With devastation of ASF, there is opportunity for U.S. producersWith devastation of ASF, there is opportunity for U.S. producers
“It is a new reality and as vets and as producers, we need to be doing everything we can to keep the virus out of this country,” says Brad Freking.
September 20, 2018
If you ask Brad Freking, New Fashion Pork, what are the emerging issues hog producers need to be most concerned about? He’ll tell you African swine fever must be at the top of the list.
“There is nothing more important than keeping this disease out of the U.S. because whether you like it or not, by the end of this year, it is going to be in North Korea, it’s going to be in Vietnam, it’s going to Laos and Cambodia, and it’s going to be coming down because that is a tropical area and it’s in wild pigs and biting insects,” says Freking.
Freking, whose family-run operation markets 1.4 million hogs annually and owns nearly 60,000 sows in seven states, shared his perspective on the virus that some say has reached “pandemic proportions” at the Allen D. Leman Swine Conference this week.
“You can’t be in pork production today and not talk about ASF, and the magnitude of it and where we are at today,” Freking says.
Based in Jackson, Minn., and the 19th largest hog producer in the United States, Freking says he is most curious about China’s index case which happened back in March and April of 2018, but didn’t get reported until August. The index case was a 100-pig producer, but Freking says if he remembers the math right about 55 pigs died and then they sold the other 45 to other people. However, the first officially reported case was in August.
While producers in China say the government is not paying enough money, the locals are importing and the virus is being disseminated throughout the food chain. For example, ASF was found in dumplings and other foods containing pork that were brought back from China by several South Koreans on Aug. 3.
This is the result of one day of the Beagle Brigade at the Chicago O’Hare airport.
“We need to talk. People need to get on this,” says Freking. “This is one day of the Beagle Brigade at the Chicago O’Hare airport. One day. Think about that,” he says referencing a photograph of a heaping pile of a variety of meat products confiscated from travelers.
Feed ingredients and feed sources are another area producers should be concerned about regarding ASF. Research conducted by Scott Dee, et al., has shown that certain feedstuffs are able to support ASF during a simulated trans-Pacific shipment.
Freking says while New Fashion Pork is already isolating all of their Chinese sources and Chinese ingredients are going into quarantine for minimum 45 days, stepping up biosecurity practices is also crucial.
He also believes the industry needs to stop some “stupid” practices such as importing organic soybean meal from China and importing pork products from countries that have tested positive for the virus.
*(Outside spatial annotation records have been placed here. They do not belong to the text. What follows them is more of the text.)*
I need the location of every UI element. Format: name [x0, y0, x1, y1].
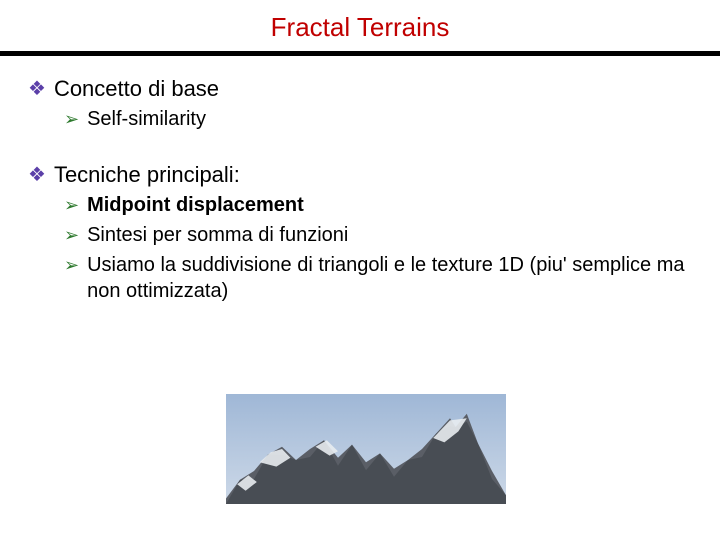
- section-heading: ❖ Tecniche principali:: [28, 162, 692, 188]
- diamond-bullet-icon: ❖: [28, 162, 46, 188]
- section-heading: ❖ Concetto di base: [28, 76, 692, 102]
- arrow-bullet-icon: ➢: [64, 222, 79, 248]
- slide: Fractal Terrains ❖ Concetto di base ➢ Se…: [0, 0, 720, 540]
- terrain-svg: [226, 394, 506, 504]
- content-area: ❖ Concetto di base ➢ Self-similarity ❖ T…: [0, 56, 720, 304]
- list-item-text: Midpoint displacement: [87, 192, 304, 218]
- list-item-text: Self-similarity: [87, 106, 206, 132]
- list-item: ➢ Usiamo la suddivisione di triangoli e …: [28, 252, 692, 304]
- list-item: ➢ Sintesi per somma di funzioni: [28, 222, 692, 248]
- section-heading-text: Concetto di base: [54, 76, 219, 102]
- arrow-bullet-icon: ➢: [64, 106, 79, 132]
- section-heading-text: Tecniche principali:: [54, 162, 240, 188]
- list-item-text: Sintesi per somma di funzioni: [87, 222, 348, 248]
- spacer: [28, 134, 692, 156]
- title-area: Fractal Terrains: [0, 0, 720, 43]
- arrow-bullet-icon: ➢: [64, 192, 79, 218]
- list-item: ➢ Midpoint displacement: [28, 192, 692, 218]
- arrow-bullet-icon: ➢: [64, 252, 79, 278]
- list-item-text: Usiamo la suddivisione di triangoli e le…: [87, 252, 692, 304]
- diamond-bullet-icon: ❖: [28, 76, 46, 102]
- list-item: ➢ Self-similarity: [28, 106, 692, 132]
- slide-title: Fractal Terrains: [0, 12, 720, 43]
- terrain-illustration: [226, 394, 506, 504]
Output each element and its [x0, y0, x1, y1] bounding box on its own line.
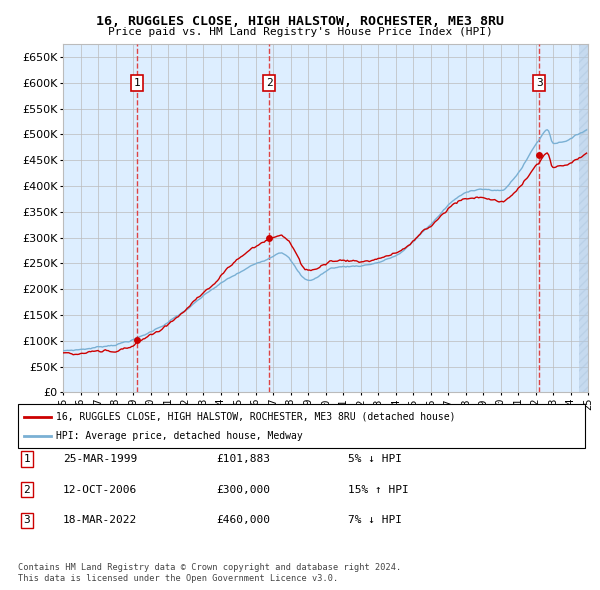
Text: 2: 2 — [266, 78, 272, 88]
Text: 7% ↓ HPI: 7% ↓ HPI — [348, 516, 402, 525]
Text: 3: 3 — [23, 516, 31, 525]
Text: 16, RUGGLES CLOSE, HIGH HALSTOW, ROCHESTER, ME3 8RU: 16, RUGGLES CLOSE, HIGH HALSTOW, ROCHEST… — [96, 15, 504, 28]
Text: £101,883: £101,883 — [216, 454, 270, 464]
Text: £300,000: £300,000 — [216, 485, 270, 494]
Text: 15% ↑ HPI: 15% ↑ HPI — [348, 485, 409, 494]
Text: 2: 2 — [23, 485, 31, 494]
Bar — [579, 44, 588, 392]
Text: 3: 3 — [536, 78, 542, 88]
Text: 16, RUGGLES CLOSE, HIGH HALSTOW, ROCHESTER, ME3 8RU (detached house): 16, RUGGLES CLOSE, HIGH HALSTOW, ROCHEST… — [56, 412, 455, 421]
Text: 1: 1 — [23, 454, 31, 464]
Text: £460,000: £460,000 — [216, 516, 270, 525]
Text: 1: 1 — [134, 78, 140, 88]
Text: 18-MAR-2022: 18-MAR-2022 — [63, 516, 137, 525]
Text: This data is licensed under the Open Government Licence v3.0.: This data is licensed under the Open Gov… — [18, 574, 338, 583]
Text: Contains HM Land Registry data © Crown copyright and database right 2024.: Contains HM Land Registry data © Crown c… — [18, 563, 401, 572]
Text: 5% ↓ HPI: 5% ↓ HPI — [348, 454, 402, 464]
Text: HPI: Average price, detached house, Medway: HPI: Average price, detached house, Medw… — [56, 431, 302, 441]
Text: Price paid vs. HM Land Registry's House Price Index (HPI): Price paid vs. HM Land Registry's House … — [107, 27, 493, 37]
Text: 12-OCT-2006: 12-OCT-2006 — [63, 485, 137, 494]
Text: 25-MAR-1999: 25-MAR-1999 — [63, 454, 137, 464]
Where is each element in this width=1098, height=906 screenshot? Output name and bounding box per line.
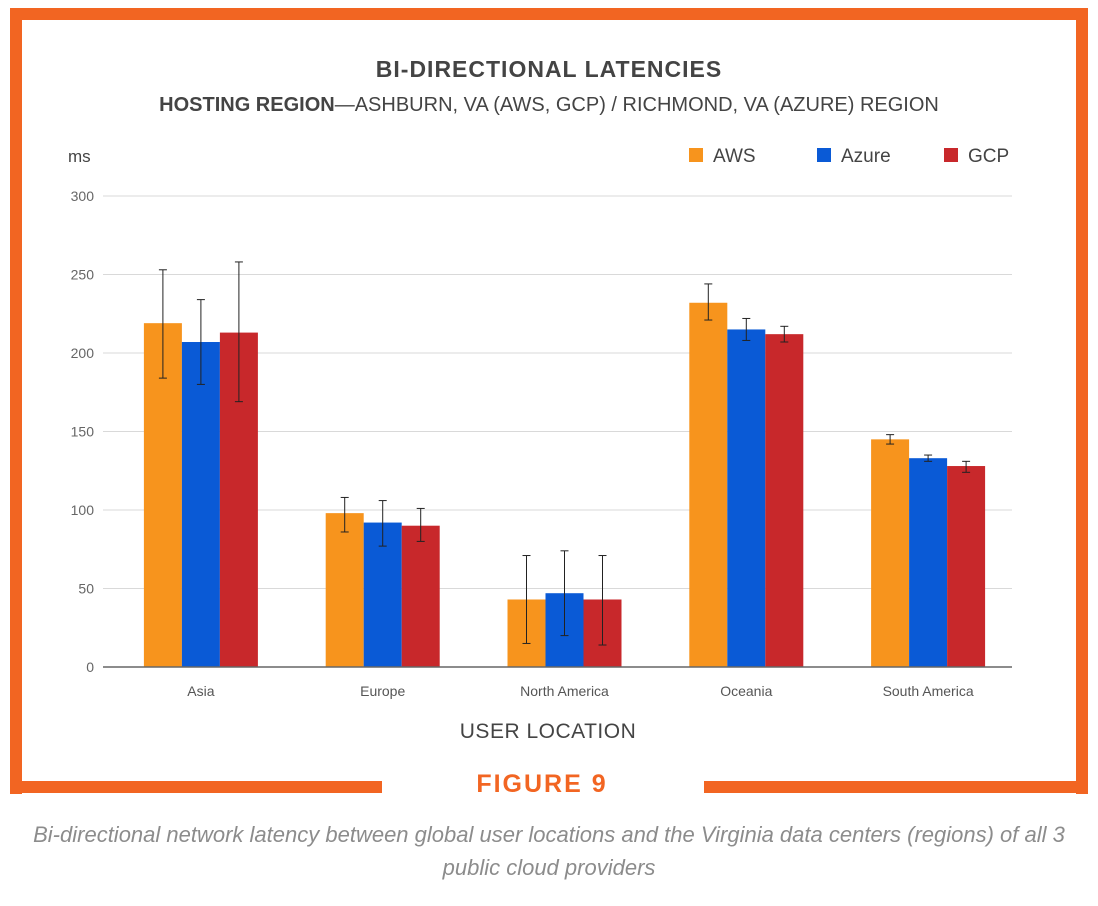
legend-swatch-aws: [689, 148, 703, 162]
legend-swatch-azure: [817, 148, 831, 162]
figure-frame: [10, 8, 1088, 794]
x-tick-labels: Asia Europe North America Oceania South Amer…: [187, 683, 974, 699]
chart-subtitle-rest: —ASHBURN, VA (AWS, GCP) / RICHMOND, VA (…: [335, 94, 939, 116]
legend-swatch-gcp: [944, 148, 958, 162]
x-tick-label: South America: [883, 683, 974, 699]
figure-caption: Bi-directional network latency between g…: [33, 822, 1065, 880]
bar-gcp-europe: [401, 525, 440, 667]
frame-bottom-right: [704, 781, 1088, 793]
chart-subtitle-bold: HOSTING REGION: [159, 94, 335, 116]
y-tick-labels: 0 50 100 150 200 250 300: [71, 188, 95, 675]
y-tick-label: 250: [71, 267, 95, 283]
y-tick-label: 100: [71, 502, 95, 518]
bar-azure-oceania: [727, 329, 766, 667]
y-tick-label: 200: [71, 345, 95, 361]
y-tick-label: 0: [86, 659, 94, 675]
bar-aws-asia: [143, 323, 182, 667]
x-tick-label: Oceania: [720, 683, 772, 699]
y-axis-unit-label: ms: [68, 147, 91, 166]
x-tick-label: Europe: [360, 683, 405, 699]
chart-subtitle: HOSTING REGION—ASHBURN, VA (AWS, GCP) / …: [159, 94, 939, 116]
bar-aws-south-america: [871, 439, 910, 667]
error-bars: [158, 261, 971, 646]
y-tick-label: 150: [71, 424, 95, 440]
x-axis-title: USER LOCATION: [460, 720, 636, 743]
bar-gcp-oceania: [765, 334, 804, 667]
frame-bottom-left: [10, 781, 382, 793]
legend-label-azure: Azure: [841, 146, 891, 167]
y-tick-label: 50: [78, 581, 94, 597]
x-tick-label: North America: [520, 683, 609, 699]
figure-label: FIGURE 9: [476, 770, 608, 798]
legend-label-aws: AWS: [713, 146, 756, 167]
legend: AWS Azure GCP: [689, 146, 1009, 167]
bar-gcp-south-america: [947, 466, 986, 667]
bar-azure-europe: [363, 522, 402, 667]
x-tick-label: Asia: [187, 683, 214, 699]
bar-aws-oceania: [689, 302, 728, 667]
bars: [143, 302, 986, 667]
bar-azure-south-america: [909, 458, 948, 667]
bar-azure-asia: [181, 342, 220, 667]
y-tick-label: 300: [71, 188, 95, 204]
chart-title: BI-DIRECTIONAL LATENCIES: [376, 56, 722, 82]
legend-label-gcp: GCP: [968, 146, 1009, 167]
bar-aws-europe: [325, 513, 364, 667]
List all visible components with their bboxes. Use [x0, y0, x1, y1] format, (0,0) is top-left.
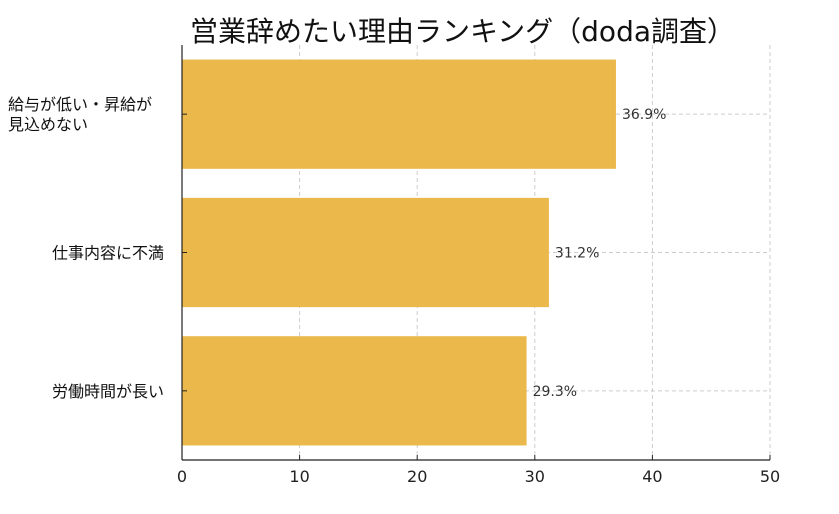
- chart-title: 営業辞めたい理由ランキング（doda調査）: [190, 15, 735, 48]
- x-tick-label: 50: [760, 467, 780, 486]
- x-tick-label: 40: [642, 467, 662, 486]
- bar: [182, 336, 527, 446]
- category-label: 見込めない: [8, 115, 88, 134]
- bar: [182, 197, 549, 308]
- x-tick-label: 30: [525, 467, 545, 486]
- category-label: 仕事内容に不満: [52, 244, 164, 263]
- x-tick-label: 20: [407, 467, 427, 486]
- category-label: 労働時間が長い: [52, 382, 164, 401]
- data-label: 36.9%: [622, 107, 666, 123]
- bar: [182, 59, 616, 169]
- data-label: 31.2%: [555, 246, 599, 262]
- category-label: 給与が低い・昇給が: [8, 95, 152, 114]
- data-label: 29.3%: [533, 384, 577, 400]
- x-tick-label: 10: [289, 467, 309, 486]
- x-tick-label: 0: [177, 467, 187, 486]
Freking questions how those practices make sense?
“It is a new reality and as vets and as producers, we need to be doing everything we can to keep the virus out of this country because it will have a huge opportunity for us going forward,” says Freking. “Keep this in mind, all of the globally traded pork, every pound traded globally is only equal to 18% of China’s domestic supply. With the devastation of ASF, there’s huge opportunity.”
After ASF, Freking says the next issue producers need to pay attention to is fake meat. He says its disruptive technologies, like plant-based or cell-cultured meat, that can change and hurt the industry’s current business model. This year plant-based meats have been growing at a rate of 24% and have topped $670 million in sales.
He says the real disturbing market has been fluid milk, which has dropped 30% in consumption over the last decade, of which over 50% was chewed up by milk alternatives.
“If you don’t think these products can’t disrupt our marketplace, I think you are kidding yourself,” Freking says.